The development comes in the fourth year of European-funded Horizon 2020 research project ProFuture.
Instigated in 2019 and running for a period of four years, the project aims to scale up microalgae production and prepare the market for uptake of microalgae proteins for both food and feed.
Microalgae is thought to be amongst the most promising candidates to help provide sustainable, nutritious protein to growing populations, explained the ProFuture group coordinated by the Institute of Agrifood Research and Technology (IRTA) in Spain.
Group participants include representatives from Wageningen University & Research, Ghent University, Coop Group, AlgoSource, and EUFIC.
“However, for the microalgae value chain to become more sustainable and competitive, innovative technology and cost-effective production processes must be put in place.
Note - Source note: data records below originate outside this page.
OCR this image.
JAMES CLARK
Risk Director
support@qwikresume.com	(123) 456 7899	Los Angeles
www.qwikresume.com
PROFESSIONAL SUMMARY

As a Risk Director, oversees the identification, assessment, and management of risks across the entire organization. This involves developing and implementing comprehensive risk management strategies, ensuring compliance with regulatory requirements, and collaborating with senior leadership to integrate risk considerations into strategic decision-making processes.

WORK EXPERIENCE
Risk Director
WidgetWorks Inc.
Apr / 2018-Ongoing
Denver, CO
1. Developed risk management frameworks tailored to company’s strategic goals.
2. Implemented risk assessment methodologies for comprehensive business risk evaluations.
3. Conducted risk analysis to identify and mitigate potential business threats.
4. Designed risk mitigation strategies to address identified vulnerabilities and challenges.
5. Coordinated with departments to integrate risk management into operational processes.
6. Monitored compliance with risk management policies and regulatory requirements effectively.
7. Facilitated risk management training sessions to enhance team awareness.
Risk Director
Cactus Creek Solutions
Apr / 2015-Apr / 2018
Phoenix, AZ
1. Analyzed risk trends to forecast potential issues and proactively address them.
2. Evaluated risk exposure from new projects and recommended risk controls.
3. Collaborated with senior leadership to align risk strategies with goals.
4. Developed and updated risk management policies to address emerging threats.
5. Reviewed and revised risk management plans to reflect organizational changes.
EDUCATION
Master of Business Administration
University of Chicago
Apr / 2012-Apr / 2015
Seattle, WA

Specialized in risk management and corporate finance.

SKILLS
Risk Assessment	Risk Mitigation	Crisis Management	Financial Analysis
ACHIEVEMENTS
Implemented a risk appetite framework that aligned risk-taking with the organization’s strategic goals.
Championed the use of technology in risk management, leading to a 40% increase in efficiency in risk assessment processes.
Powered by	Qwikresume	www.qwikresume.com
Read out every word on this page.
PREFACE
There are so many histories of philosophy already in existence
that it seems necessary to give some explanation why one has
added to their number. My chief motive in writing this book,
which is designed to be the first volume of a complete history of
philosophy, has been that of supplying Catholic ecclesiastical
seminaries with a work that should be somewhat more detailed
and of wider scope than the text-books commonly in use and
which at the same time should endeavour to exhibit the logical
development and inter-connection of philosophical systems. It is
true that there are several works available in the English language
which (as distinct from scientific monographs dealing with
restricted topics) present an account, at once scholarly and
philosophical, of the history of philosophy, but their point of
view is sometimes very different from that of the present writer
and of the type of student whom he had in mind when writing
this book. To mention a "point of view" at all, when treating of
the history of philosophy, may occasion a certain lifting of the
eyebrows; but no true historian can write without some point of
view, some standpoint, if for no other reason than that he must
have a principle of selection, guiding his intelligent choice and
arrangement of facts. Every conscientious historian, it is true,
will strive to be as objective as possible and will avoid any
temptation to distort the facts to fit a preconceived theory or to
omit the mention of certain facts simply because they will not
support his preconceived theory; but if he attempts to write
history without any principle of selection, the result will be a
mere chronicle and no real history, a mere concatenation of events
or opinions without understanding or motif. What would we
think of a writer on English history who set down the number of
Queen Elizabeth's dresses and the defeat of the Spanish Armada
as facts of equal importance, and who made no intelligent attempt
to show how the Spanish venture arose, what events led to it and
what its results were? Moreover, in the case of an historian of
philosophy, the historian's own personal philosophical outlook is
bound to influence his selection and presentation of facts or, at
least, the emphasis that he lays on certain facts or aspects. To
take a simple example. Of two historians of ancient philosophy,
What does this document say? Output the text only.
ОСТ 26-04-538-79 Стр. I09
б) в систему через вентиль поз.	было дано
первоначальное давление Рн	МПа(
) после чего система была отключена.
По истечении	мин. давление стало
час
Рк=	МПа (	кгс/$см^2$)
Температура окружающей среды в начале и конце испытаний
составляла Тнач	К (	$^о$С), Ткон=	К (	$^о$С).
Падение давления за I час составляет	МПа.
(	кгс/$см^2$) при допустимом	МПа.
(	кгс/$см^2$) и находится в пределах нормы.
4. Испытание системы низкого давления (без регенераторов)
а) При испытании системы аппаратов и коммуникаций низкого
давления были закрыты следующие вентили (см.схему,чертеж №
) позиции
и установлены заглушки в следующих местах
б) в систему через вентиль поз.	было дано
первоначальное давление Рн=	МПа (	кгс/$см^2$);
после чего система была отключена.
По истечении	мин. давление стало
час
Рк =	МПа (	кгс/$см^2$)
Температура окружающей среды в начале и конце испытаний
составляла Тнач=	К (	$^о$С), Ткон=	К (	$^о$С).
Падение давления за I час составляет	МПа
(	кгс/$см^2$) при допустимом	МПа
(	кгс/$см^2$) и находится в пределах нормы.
That is the core mission of the ProFuture project.”
Elevated protein content
In working to achieve this mission, researchers at Wageningen University in the Netherlands have developed a way of producing a microalga species with ‘great potential’ as an alternative protein source.
The researchers found the Galdieria sulphuraria strain growing in hot springs near Naples, Italy. The extremophile microalga has a blue pigment, and since it is capable of living in extreme conditions, is thought to prove a resilient source of protein for the future.
The ProFuture researchers claim this is the first time the strain is being examined as a possible food source. The project also marks the first time G. sulphuraria has been produced at scale.
So what are its potential nutrition benefits? The strain was found to have a protein content in the range of 62-65%, which is relatively high compared to other algal and fungal microorganisms with protein contents ranging from 30-70%.
In addition, G. sulphuraria proteins have a good amino acid profile, including all essential amino acids. The proteins are especially rich in two amino acids rarely found in such high levels in non-animal-based proteins: cystine and methionine.
A source of blue pigment?
Nutrition aside, the researchers also see potential in the microalga strain’s pigment. G. sulphuraria is amongst the few natural sources of blue pigments, explained Iago Dominguez Teles, the project manager at Wageningen University.
Indeed, the strain contains a high concentration of a natural blue pigments commonly used by the food industry, as well as in cosmetics. Compared to extracts of the already commercially produced microalgae strain Spirulina, the blue pigments extracted from G. sulphuraria look to outperform in terms of stability. This, the researchers suggest, could increase its potential in industrial applications. The pigment has also been found to contain antioxidant properties.
Scaling Galdieria sulphuraria
The scale production of the microalga strain, the researchers developed a process using mixotrophy. The technique combines both photosynthesis and sugar-based feedstock to stimulate the growth of microalgae.
The researchers demonstrated pilot production in a 13,000L (1.5 cubic metre) bioreactor Wageningen University.
As to next steps, in order to effectively exploit the ‘promising’ results of G. sulphuraria, researchers will need to assess its digestibility and identify any additional processing methods that may be required for commercial applications.
“The European Food Safety Authority (EFSA) is currently assessing the safety of Galdieria sulphuraria as a novel food for the general population and as a food supplement for adults. In addition, Blue Galdieria extract is [being] assessed as a food additive,” noted the research team.